Why is the offset exactly 13 days now, and will it stay that way?
It’s 13 because 13 full “skips” of the century-year leap have accumulated since the calendars diverged: 1700, 1800, 1900 (skipped in Gregorian but leap in Julian, so +3), plus the original 10-day jump in 1582. The offset will become 14 days on March 1, 2100 (Julian treats 2100 as a leap year; Gregorian does not). Then 15 days on March 1, 2200. And so on – a new skip every non-divisible-by-400 century year.
What is a Julian Day Number (JDN)?
A continuous count of whole days since November 24, 4714 BC (proleptic Gregorian). It’s the standard astronomy reference because it avoids calendar complications entirely – just a plain integer. Today (Gregorian 2026-04-24) is JDN 2,461,155. JDN is different from “Julian calendar date” (which shares a name but isn’t a number).
What does “proleptic Gregorian” mean?
It means applying the Gregorian calendar’s rules backward in time, before the calendar was actually adopted in 1582. Historically, dates before that would have been recorded on the Julian calendar. Proleptic Gregorian is a mathematical convenience – it gives a consistent reference system for computation. Historians usually state which convention they’re using.
Why does the tool warn me about October 5-14, 1582?
Because those 10 Gregorian dates never historically occurred. When Pope Gregory XIII’s reform took effect, the world jumped from Thursday October 4 (Julian) directly to Friday October 15 (Gregorian), dropping the lost 10 days to realign with the solar year. If you enter any date in that range, the tool still computes a result using proleptic math, but warns you that no historical document ever bore such a date.
Who still uses the Julian calendar today?
Several Eastern Orthodox churches – including the Russian, Serbian, Georgian, and Jerusalem Patriarchates – use the Julian calendar for liturgical purposes. That’s why Orthodox Christmas falls on January 7 in the Gregorian calendar (December 25 Julian + 13-day offset). The Berber calendar of North Africa also retains Julian dating.
Does the day of the week change between the two calendars?
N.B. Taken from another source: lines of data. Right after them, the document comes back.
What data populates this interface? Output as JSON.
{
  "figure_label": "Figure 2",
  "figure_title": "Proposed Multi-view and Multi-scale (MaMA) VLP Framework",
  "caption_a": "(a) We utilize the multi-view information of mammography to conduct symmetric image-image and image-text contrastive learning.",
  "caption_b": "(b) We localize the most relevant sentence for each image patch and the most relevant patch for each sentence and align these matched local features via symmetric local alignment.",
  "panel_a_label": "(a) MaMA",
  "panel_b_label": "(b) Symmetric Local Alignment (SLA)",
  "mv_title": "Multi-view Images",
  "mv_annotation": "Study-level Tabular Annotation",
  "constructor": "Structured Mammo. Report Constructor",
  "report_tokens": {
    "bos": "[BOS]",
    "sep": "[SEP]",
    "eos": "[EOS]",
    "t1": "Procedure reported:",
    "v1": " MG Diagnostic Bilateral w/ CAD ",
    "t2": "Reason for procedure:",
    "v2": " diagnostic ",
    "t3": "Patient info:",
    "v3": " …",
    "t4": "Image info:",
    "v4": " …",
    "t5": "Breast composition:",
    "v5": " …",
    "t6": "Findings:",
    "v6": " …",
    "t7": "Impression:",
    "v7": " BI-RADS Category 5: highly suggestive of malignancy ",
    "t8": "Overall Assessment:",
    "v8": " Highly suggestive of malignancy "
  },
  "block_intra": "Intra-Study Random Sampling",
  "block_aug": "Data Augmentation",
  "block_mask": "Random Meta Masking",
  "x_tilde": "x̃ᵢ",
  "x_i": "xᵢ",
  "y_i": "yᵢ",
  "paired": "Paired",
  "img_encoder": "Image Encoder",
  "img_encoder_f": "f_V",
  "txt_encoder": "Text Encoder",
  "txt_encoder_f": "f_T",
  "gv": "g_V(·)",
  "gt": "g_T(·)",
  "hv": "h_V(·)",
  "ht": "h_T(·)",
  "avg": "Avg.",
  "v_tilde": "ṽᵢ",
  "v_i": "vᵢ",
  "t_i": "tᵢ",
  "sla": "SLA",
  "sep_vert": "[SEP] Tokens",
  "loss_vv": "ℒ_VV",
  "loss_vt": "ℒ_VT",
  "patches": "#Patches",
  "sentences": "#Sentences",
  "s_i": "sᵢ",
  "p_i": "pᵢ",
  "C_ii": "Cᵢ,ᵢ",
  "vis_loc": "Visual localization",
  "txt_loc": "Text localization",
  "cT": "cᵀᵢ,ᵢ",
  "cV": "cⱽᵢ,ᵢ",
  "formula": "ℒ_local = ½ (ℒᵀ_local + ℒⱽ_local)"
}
No. Each physical day has one weekday, regardless of which calendar labels it. Gregorian 2026-04-24 and Julian 2026-04-11 are the same Friday. The conversion shifts the date label; it doesn’t move the day.
Why is a simple “add/subtract N days” formula not good enough?
Because the offset changes at specific calendar events – March 1 of non-leap-400 century years (1700, 1800, 1900, 2100, 2200, 2300). A naive shortcut like offset = century − century/4 − 2 fails in the first two months of those years. This tool uses the Richards “Mapping Time” Julian Day Number formulas, which handle every edge case correctly by going through JDN as an intermediate step.
Is my data uploaded anywhere?
No. All arithmetic runs in your browser’s JavaScript engine. No input leaves your device, no cookies are set, no analytics are transmitted. You can open your browser’s Network tab to confirm: no requests fire during a conversion. The tool works offline after the initial page load.
Can I convert BCE (BC) dates?
Yes, if you type the ISO format with a negative year in the free-text mode. Astronomical-year numbering is used: year 1 = AD 1, year 0 = 1 BC, year −1 = 2 BC, and so on. The date picker itself may not accept negative years in all browsers, so you may need to type directly. Julian and Gregorian diverge less the further back you go; before about 200 AD the offset is zero.